National Labor Relations Board elections have never blazed the strongest path to the bargaining table.
But relying on National Labor Relations Board elections has never actually blazed the strongest path to the bargaining table. We will ultimately have to reform the existing law to make it work better for unions, but that will never be enough.
It’s telling that even in 1937, a high point of labor militancy, only 262,000 workers won union recognition through the electoral process sanctioned by the 1935 National Labor Relations Act, while over 700,000 workers won union recognition by striking. Direct action always won more.

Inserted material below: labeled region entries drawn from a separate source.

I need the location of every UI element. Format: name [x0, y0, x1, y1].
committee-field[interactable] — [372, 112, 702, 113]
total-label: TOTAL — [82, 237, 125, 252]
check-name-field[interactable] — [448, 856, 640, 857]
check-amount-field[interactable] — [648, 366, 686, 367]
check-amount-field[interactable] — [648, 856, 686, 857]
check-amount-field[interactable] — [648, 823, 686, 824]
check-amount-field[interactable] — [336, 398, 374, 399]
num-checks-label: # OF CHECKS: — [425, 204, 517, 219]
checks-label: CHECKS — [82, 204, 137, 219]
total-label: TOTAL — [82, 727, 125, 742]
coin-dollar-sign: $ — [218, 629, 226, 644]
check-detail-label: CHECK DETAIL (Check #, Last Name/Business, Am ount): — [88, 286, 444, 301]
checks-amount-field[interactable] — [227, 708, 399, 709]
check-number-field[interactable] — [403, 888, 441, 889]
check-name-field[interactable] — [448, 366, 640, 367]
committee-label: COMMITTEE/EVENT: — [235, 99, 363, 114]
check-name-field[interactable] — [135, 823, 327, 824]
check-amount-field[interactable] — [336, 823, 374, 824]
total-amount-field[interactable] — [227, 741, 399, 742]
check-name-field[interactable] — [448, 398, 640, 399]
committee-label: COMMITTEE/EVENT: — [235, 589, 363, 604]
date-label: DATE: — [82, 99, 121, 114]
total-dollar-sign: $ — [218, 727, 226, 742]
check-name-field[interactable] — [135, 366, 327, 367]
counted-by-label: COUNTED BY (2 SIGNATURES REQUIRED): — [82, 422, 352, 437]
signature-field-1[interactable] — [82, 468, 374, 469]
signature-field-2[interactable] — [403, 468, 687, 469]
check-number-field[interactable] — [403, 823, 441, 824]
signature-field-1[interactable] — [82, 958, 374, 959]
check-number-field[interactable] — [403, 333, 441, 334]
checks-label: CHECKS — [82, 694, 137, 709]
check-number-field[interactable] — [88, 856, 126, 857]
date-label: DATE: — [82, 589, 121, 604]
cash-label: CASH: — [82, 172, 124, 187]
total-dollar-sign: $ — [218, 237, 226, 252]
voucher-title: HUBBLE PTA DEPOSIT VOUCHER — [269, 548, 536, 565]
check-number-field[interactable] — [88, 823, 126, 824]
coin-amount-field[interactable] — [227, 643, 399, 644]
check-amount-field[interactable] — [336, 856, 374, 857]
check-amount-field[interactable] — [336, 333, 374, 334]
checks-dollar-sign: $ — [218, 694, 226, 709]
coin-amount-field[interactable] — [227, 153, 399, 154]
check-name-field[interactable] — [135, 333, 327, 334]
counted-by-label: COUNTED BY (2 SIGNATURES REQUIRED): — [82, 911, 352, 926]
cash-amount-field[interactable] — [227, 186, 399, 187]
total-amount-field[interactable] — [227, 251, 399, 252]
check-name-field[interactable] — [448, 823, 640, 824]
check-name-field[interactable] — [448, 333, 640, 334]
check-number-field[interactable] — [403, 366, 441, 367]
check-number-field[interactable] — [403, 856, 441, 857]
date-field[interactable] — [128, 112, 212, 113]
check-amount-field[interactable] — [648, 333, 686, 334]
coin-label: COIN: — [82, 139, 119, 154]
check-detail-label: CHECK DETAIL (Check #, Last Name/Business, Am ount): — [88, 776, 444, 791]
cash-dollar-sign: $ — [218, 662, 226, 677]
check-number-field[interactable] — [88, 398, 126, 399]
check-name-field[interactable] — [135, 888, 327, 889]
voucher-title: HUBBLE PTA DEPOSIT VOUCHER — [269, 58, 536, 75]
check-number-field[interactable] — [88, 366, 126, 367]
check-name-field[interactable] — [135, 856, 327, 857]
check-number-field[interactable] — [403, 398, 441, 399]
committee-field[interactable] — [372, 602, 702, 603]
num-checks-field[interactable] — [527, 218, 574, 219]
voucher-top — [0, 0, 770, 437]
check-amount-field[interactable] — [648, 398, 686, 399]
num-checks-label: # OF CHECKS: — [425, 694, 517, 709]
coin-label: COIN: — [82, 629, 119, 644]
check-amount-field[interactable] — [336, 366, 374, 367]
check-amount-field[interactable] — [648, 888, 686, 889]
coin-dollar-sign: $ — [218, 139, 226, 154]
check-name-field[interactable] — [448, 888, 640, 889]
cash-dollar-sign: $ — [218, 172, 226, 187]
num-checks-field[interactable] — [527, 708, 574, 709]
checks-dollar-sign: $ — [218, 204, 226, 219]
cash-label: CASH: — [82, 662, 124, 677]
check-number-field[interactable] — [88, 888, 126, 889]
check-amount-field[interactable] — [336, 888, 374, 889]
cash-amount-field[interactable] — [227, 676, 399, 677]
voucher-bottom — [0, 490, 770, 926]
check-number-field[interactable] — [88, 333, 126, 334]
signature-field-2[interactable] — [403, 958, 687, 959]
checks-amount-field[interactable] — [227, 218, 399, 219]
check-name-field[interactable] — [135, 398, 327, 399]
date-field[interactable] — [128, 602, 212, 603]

And since when did we ever wait for something to be legal to do what was right anyway? Can you imagine if black people had waited for the Voting Rights Act to pass before showing up at the polls in Virginia or Tennessee? Can you imagine if undocumented youth had waited for the DREAM Act to pass before enrolling into colleges around the country? If our ancestors had waited for the Emancipation Proclamation before risking their lives to abolish slavery, I’d still be on someone’s plantation right now!
If today’s labor movement is going to build the kind of bargaining power we need to provide the protections, the safety net, the quality of life we all deserve, then we need to re-familiarize ourselves with the direct action strategies that got us this far while expanding the framework in which workers come together to collectively negotiate their conditions.
The definition of collective bargaining must be expanded, including who the agreement is between and what the contract covers. Why shouldn’t non-union temp workers, contract workers, adjuncts, migrant workers, or workfare workers negotiate with the same actors giving union workers hell at the bargaining table? And why shouldn’t we bargain together? How do we ever expect to build density in any given industry without having a coordinated strategy with workers in all segments of it?
Fortunately, many of our Jobs With Justice allies have already started paving the way.
Since when did we ever wait for something to be legal to do what was right?
For example, in 2012, the National Guestworkers Alliance supported foreign workers facing abusive practices at C.J.’s Seafood in Louisiana. The workers took their strike to the doors of Walmart, which bought most of the company’s shrimp. They acted big, and they won big. C.J.’s was forced to pay back wages and was cut off as a Walmart supplier.
The Chicago Teachers Union also went on strike in 2012 and set a model for bargaining for the common good. They expanded what workers traditionally bargain for to incorporate the needs of their community, the people who need a stronger public education system.
At the global level, the Asia Floor Wage Alliance is working with U.S. distribution and retail unions to exert pressure on some of the largest multinational corporations. Few American manufacturing workers have successfully stopped production in the past two decades, but that’s hardly an excuse not to disrupt distribution and consumption. Coordinated with manufacturing workers overseas, these disruptions can create a new context for workers to collectively bargain against multinational corporations. Some of these same unions wee able to get companies to sign the Bangladesh Accord on Fire and Building Safety and the Indonesia Freedom of Association Protocols.
It’s time to tap into the spirit of the movement leaders who came before us, build on successful new approaches to bargaining, and redefine the possible for the future of the labor movement.